İsrail terör devleti Gazze’yi ve sakinlerini yerle bir etmeye devam ederken hayatımız rutin bir şekilde devam ediyor. Düşüncelerimizde herhangi bir değişiklik yok. Olsaydı, ibadetlerimiz, hayat tarzımız, yediğimiz, içtiğimiz şeyler değişirdi… Her şey aynı yerde değişen hiçbir şey yok… Yıllarca İslam ümmetinin birleşmesini ümit ederek bugüne geldik… Batı Osmanlıyı bin parçaya bölüp kendi elleriyle sınırları çizerek kurduğu devletçiklerden ve cumhuriyetlerden hala neyi beklediğimizi anlamış değilim… Batı, bir İslam medeniyetini oluşturup bin seneye bir arada yaşamış olan İslam dünyasını sadece haritada bölmekle kalmayıp, ırklara, farklı fikirlere ve mezheplere de bölmüştür… İslam dünyası zaten Sünni ve Şia olarak bölünmüştü ama; Batı bu iki fırkayı da her birini yüzlerce fırkaya böldü… Biz birleşene kadar bin sene geçer ama dünyada zulüm saçan, fitne yağdıran zalimlere karşı baltalarımızı alıp çıkmazsak halimiz çok perişan…

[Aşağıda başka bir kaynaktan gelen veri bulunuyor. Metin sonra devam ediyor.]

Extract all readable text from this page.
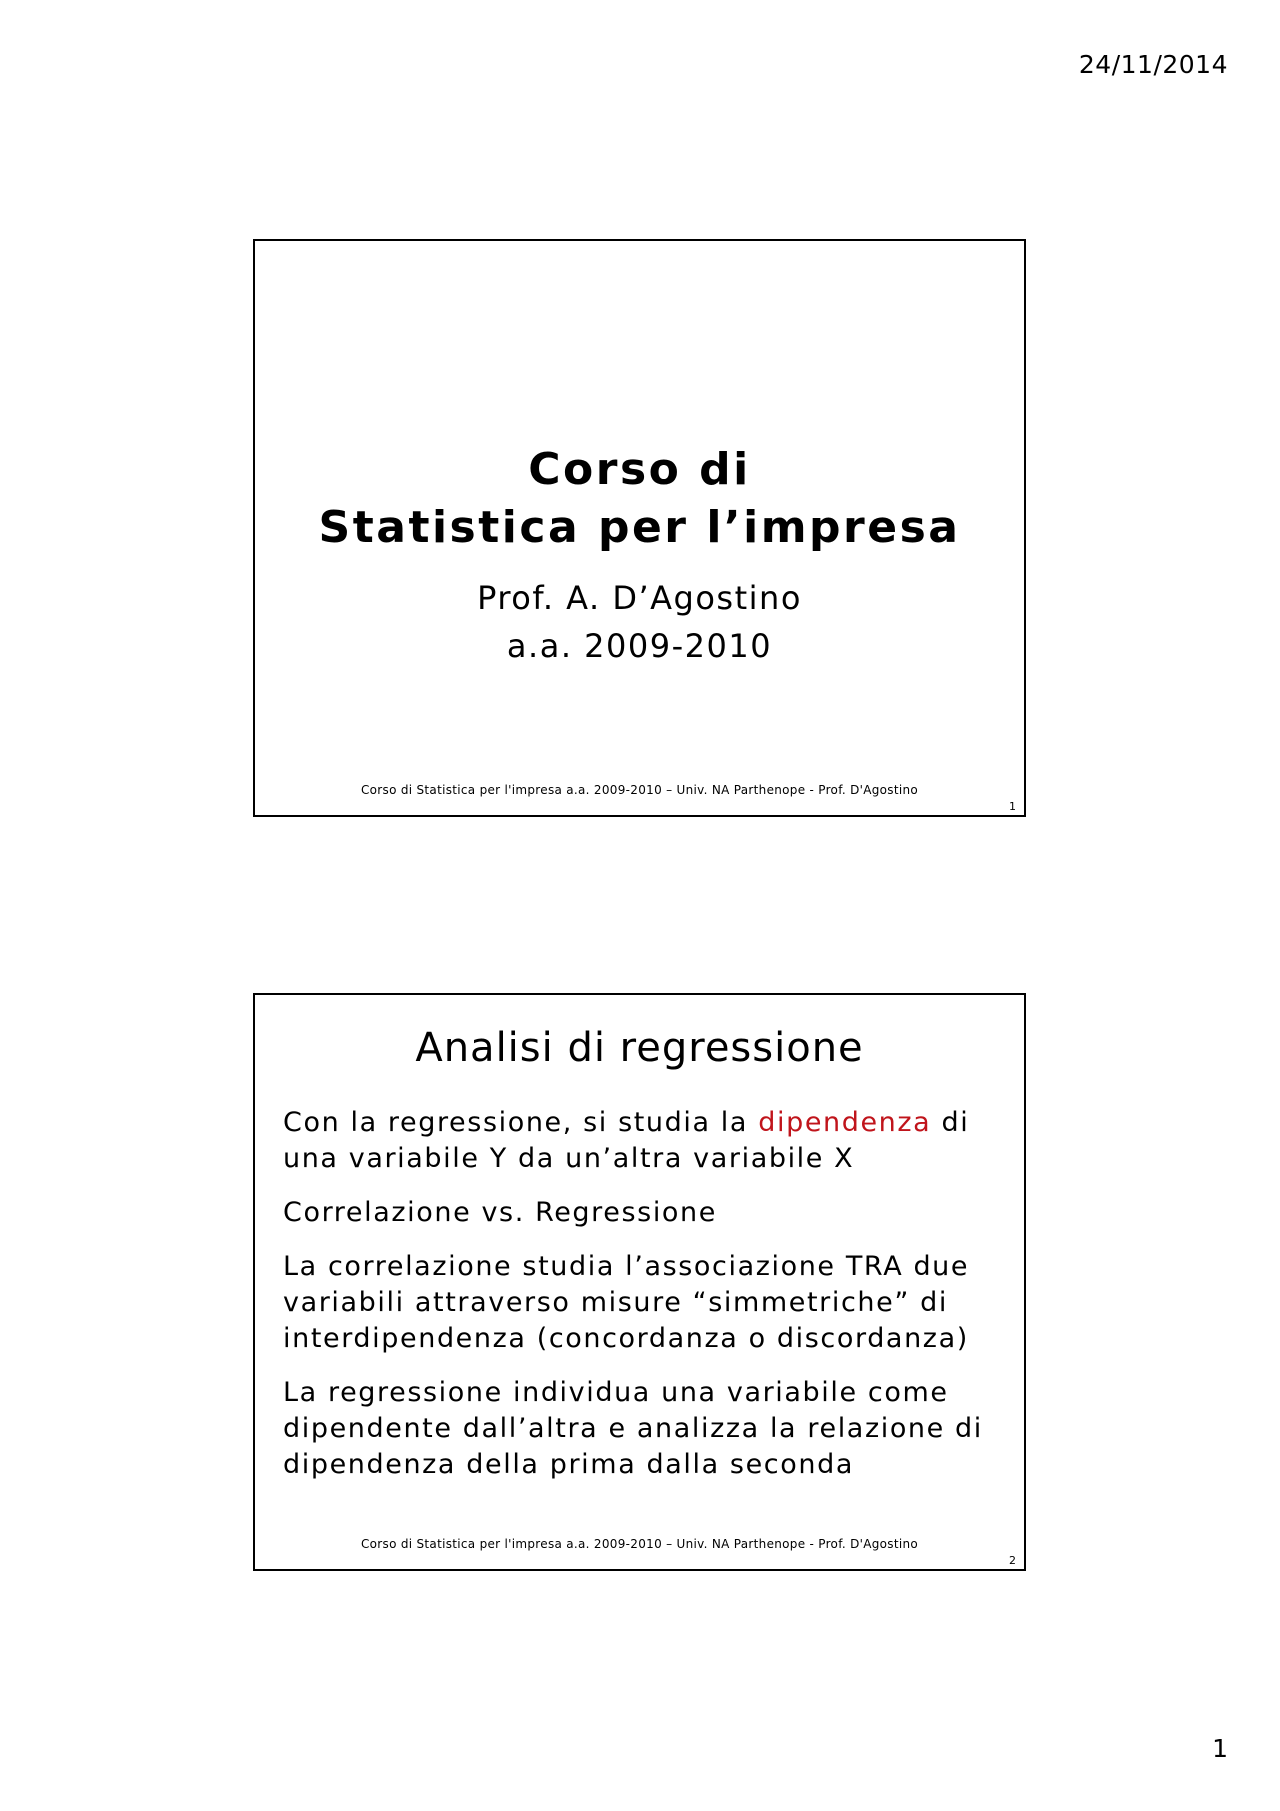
24/11/2014
Corso di
Statistica per l’impresa
Prof. A. D’Agostino
a.a. 2009-2010
Corso di Statistica per l'impresa a.a. 2009-2010 – Univ. NA Parthenope - Prof. D'Agostino
1
Analisi di regressione

Con la regressione, si studia la dipendenza di una variabile Y da un’altra variabile X

Correlazione vs. Regressione

La correlazione studia l’associazione TRA due variabili attraverso misure “simmetriche” di interdipendenza (concordanza o discordanza)

La regressione individua una variabile come dipendente dall’altra e analizza la relazione di dipendenza della prima dalla seconda

Corso di Statistica per l'impresa a.a. 2009-2010 – Univ. NA Parthenope - Prof. D'Agostino
2
1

Hz. Peygamberimizin zamanında yiyecek ve içecek malzemeleriyle birlikte Hayber Kalelerine sığınan Yahudiler, Peygamberimiz (sav)'in yiyecek ve içeceği bitince gitmesini beklediler. Hayber Kaleleri sağlam ve yüksek yerlerdeydi… Ok atarsan ulaşmaz, taş atarsan ulaşmaz, bağırırsan sesin ulaşmaz. Hayber’i yıkamadılar, Hayber fethedilemedi. İslam ordusu günlerce bekledi. Ancak Yahudiler kaleyi terk etmediler. Müslümanların malzemeleri azalıyor ve moralleri sınanıyordu. Günlerce beklediler. Ama boşuna! Bu uzun bekleyişin ardından Peygamber Efendimiz (sav) bir strateji geliştirdi. Yahudilerin Hurma ağaçları kesilecek. Hayber Yahudilerinin ekonomisini oluşturan hurmalar birer birer kesilecek, kaderleri çökecek, gelecekleri mahvolacaktı. Çünkü Yahudiler için para, zenginlik ve refah her şeydi. Ağaçların kesilmesi Yahudilerin psikolojisini bozdu. Zira hurma ağaçları kesildikten sonra burada kalmanın bir anlamı yoktu. Neticede Hayber fethedildi, anlaşma yapıldı ve Yahudiler Hayber/Fedek arazilerini ücret karşılığı işletmeye razı oldular. Eğer o "Hayber Savaşı"na katılmak istiyorsanız siz de bir Yahudi ağacı kesin! Siz de Peygamber Efendimiz (sav)'in stratejisini takip edebilirsiniz! Baltalarınızı alın ve Yahudi ağaçlarını kesin!
Nasıl mı?
Anlatayım efendim… Evinize giren her Yahudi malı bir ağaçtır. Kullandığınız her Yahudi deterjanı bir ağaçtır. İçtiğiniz her kola bir ağaçtır. İçtiğiniz her Yahudi suyu bir ağaçtır. Coca-cola, Pepsi, Fanta, Drops, Hacı Şakirler, Ariel Matikler, Algidalar, Domitoslar, Danones vs. her biri birer ağaçtır. Hayber Savaşı'na katılmak ister misiniz? O halde boykot baltanızı alın ve “Yahudi ağaçlarını” kesin. Rabbimiz, en ufak bir iyilik yapanın bile mükâfatlandırılacağını söylüyor! Bugün hiç yorulmadan bunu yapabiliriz… Bu küçük bir şey değildir… Bu büyük bir cihattır… Boykot çalışmalarımızın azaldığını görmek gerçekten üzücü bir şey. Bugün bizim yapabileceğimiz şey ve gerçekten bir netice vereceği şey de bilinçli yaptığımız boykottur. Bir Müslüman olarak bu cihada katılmak her bir Müslümanın borcudur. Yahudi ağaçlarını kesmekle kalmayalım, kökünü de kurutalım. Kim bilir yeniden çıkarlar… Gazze bizim toprağımız ve biz Müslümanız… Hz. Peygamberimizin (sav) stratejisini ihya edelim ve Yahudileri geldikleri yere gönderelim… İslam ülkeleri bir şey yapacak, şu saldırırsa iyi olurdu, bu saldırırsa iyi olurdu gibi yorumlar Yahudilere hiçbir zarar vermiyor. Sözlerimiz ulaşmıyor ve dinlenmiyor, füzelerimiz ulaşmıyor, yıllarca taş attık geri atıldı. Yahudi ağaçlarını keselim, hatırlatalım Hayber günlerini… Gazze’ye selam, direnişe devam!